Do you and your team see Programming and Software Testing as two separate disciplines? You believe that programming and testing are as different as oil and water? If so, this blog post will converse with you to realign your thoughts.
When I started to draw the correlation between Software Testing and Programming,
- That is when I realized Programming is beyond writing the code.
- Testing is an integral part of programming.
- Writing code is one part of programming.
- Likewise, testing the written code and the associated system, is part of programming.
- I see, the idea of TDD is an example to it.
- Testing is not the other side of a coin.
- Programming and Testing are on the same side of a coin! Testing helped me to learn this.
Then, what is on the other side of the coin?
- It is we on the other side of the coin,
- Who are seeing and advocating testing and programming are the two different disciplines.
Had I understood this early in my career, it would have made a significant difference.
For the last 10 years, I have been assisting myself and mentees to experience this perspective of programming and testing.
The sad part is, the colleges and universities do not tell this to their students. Instead, we are said the programming and testing are two different stuffs in software system and engineering. Thereby, treating the one is superior to other. Eventually, we in the industry continue to share the same thought and dialogues in all spaces. Thereby, creating the gap in skills and thoughts of both programmer and tester.
Programming
A program is planned and an ordered event of actions with a purpose. When it is ordered in a specific way, it involves logical decision of a programmer to design and implement a program in a intended way.
In Computer Science, I accomplish this with the help of programming languages and commands which an operating system leverages and executes.

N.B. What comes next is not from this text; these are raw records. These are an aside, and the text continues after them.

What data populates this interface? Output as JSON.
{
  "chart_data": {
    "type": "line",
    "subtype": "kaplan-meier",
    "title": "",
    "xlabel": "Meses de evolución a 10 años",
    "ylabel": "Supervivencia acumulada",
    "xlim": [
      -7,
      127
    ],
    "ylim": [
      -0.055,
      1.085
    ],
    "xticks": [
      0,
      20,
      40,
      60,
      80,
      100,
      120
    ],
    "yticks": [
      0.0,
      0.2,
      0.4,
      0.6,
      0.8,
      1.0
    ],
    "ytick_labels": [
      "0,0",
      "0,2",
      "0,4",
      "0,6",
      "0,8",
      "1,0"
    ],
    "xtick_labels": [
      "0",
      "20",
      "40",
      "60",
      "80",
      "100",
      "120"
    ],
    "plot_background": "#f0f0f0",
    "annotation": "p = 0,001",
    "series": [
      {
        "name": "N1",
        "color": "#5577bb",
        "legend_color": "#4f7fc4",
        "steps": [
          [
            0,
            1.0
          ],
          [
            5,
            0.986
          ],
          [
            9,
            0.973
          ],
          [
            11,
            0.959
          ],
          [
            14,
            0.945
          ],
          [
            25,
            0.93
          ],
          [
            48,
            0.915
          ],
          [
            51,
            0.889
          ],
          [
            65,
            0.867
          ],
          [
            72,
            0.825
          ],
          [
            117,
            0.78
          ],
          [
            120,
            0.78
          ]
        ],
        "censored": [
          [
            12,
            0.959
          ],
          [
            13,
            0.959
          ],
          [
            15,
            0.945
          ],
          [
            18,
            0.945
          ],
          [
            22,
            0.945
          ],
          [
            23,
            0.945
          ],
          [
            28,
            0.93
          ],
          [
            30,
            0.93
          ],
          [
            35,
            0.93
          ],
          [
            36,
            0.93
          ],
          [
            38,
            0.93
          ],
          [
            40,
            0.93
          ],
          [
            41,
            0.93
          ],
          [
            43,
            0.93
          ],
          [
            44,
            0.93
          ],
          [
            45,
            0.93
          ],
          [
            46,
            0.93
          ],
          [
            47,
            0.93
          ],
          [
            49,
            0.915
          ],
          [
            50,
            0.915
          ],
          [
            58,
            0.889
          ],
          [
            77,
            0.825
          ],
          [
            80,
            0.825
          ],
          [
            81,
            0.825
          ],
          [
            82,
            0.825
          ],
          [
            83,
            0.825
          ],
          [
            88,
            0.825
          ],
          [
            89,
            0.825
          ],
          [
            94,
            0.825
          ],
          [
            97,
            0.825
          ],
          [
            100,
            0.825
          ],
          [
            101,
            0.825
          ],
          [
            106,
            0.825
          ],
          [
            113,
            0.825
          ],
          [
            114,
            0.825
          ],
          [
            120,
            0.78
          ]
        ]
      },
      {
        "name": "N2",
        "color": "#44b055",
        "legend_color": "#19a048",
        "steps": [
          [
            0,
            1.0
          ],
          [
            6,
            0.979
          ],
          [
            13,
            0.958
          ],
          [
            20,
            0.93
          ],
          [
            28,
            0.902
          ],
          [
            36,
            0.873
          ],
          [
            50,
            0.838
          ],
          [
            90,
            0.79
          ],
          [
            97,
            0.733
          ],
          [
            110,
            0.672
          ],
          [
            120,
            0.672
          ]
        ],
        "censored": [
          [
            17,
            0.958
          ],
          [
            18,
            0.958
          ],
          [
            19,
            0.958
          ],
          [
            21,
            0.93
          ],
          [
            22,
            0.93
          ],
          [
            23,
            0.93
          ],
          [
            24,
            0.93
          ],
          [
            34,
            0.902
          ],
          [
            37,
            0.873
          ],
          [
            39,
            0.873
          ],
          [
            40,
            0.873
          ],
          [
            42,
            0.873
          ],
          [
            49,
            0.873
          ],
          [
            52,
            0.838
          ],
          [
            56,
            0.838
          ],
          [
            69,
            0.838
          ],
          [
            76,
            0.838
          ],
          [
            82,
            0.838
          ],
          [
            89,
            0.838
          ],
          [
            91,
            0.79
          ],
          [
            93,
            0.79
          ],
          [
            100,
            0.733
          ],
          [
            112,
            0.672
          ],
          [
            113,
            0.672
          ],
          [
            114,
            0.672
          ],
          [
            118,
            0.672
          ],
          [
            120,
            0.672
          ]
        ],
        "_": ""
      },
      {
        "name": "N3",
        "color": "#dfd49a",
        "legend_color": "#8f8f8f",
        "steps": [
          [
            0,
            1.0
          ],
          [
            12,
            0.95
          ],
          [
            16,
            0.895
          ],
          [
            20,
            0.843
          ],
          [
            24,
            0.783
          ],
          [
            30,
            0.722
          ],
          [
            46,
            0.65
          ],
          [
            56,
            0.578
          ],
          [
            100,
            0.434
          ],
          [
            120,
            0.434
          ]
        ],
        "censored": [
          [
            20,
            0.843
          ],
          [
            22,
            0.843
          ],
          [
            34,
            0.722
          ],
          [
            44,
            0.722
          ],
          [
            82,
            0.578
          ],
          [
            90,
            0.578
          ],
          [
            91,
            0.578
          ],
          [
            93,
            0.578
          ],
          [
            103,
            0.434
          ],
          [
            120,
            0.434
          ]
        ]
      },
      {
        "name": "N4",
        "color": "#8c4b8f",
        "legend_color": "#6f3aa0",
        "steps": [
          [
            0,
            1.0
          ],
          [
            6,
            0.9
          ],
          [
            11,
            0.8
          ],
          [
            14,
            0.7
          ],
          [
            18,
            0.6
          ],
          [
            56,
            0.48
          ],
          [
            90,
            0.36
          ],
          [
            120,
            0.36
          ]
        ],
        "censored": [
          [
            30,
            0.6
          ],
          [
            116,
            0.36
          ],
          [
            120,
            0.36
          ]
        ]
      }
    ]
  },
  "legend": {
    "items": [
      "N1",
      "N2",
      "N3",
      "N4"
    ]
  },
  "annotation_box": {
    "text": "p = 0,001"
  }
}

Programming is a thought process and thinking activity which evolves over the time with discipline and consistent practice.
- It involves thinking, understanding, questioning, and analyzing the intent of learning and solving a problem in hand.
- It demands questioning and learning the context.
- It involves studying of -- systems, people, environment, communication, programming languages, design, modeling, simulation, engineering, technologies, anthropology, geography, economy, business, politics, laws, regulations, computer software, software tech stacks, hardware, domains, different professions, jobs, emotions, crime, psychology, science, arts, and you can add more to this list as you unlearn and learn.
- It demands analytical thinking, critical thinking, and ability to develop clarity for making decisions to design the implementation and code.
Coding
- Syntax
- Rules
- Limitations
- Way of execution
- Space
- Time
- Storing and retrieval of data
- Which programming language to code? Why?
- What Data Structures to use for processing the data?
- Clean Code, and not Clean Programming
- Code Smell, and not Programming Smell
- Code Refactoring, and not Program Refactoring
Testing
Having one's own definition as a practitioner is good. But, then I see, my definition also aligns with that of Dr. Cem Kaner, James Bach and Ashok Thiruvengadam. So, I quote their thoughts here.
Testing is,
- Questioning a product to evaluate it.
- Probing the system to learn and evaluate it.
- Empirical technical Investigation
- To learn quality related information of a software system
- So that the stakeholders can make informed decision
- Programming and Testing are the same discipline.
- Seeing it as two different discipline is counterproductive!
- This counterproductive can be seen in the software industry, today.
- It is useful thought process, mindset and attitude to see both programming and testing as a overlapping areas and one discipline.
- Both are on the same side of the coin in Computer Science, Software & Engineering
- Coding skill does not mean one has programming skill.
- Coding skill does not mean one has testing skill.
- Programming skill shows the testing skill and vice versa.
- Programming is a way of testing.
- Programming is a way of debugging.
- Testing is a way of debugging and refactoring the programming.
- Programmer develops the tests and code.
- If you can program, you can test. If you can test, you can program. If you can program, you can code.
- But, coding skill alone is not enough to program and test.
- These all are three distinct skills, where programming and testing overlaps very much on each other.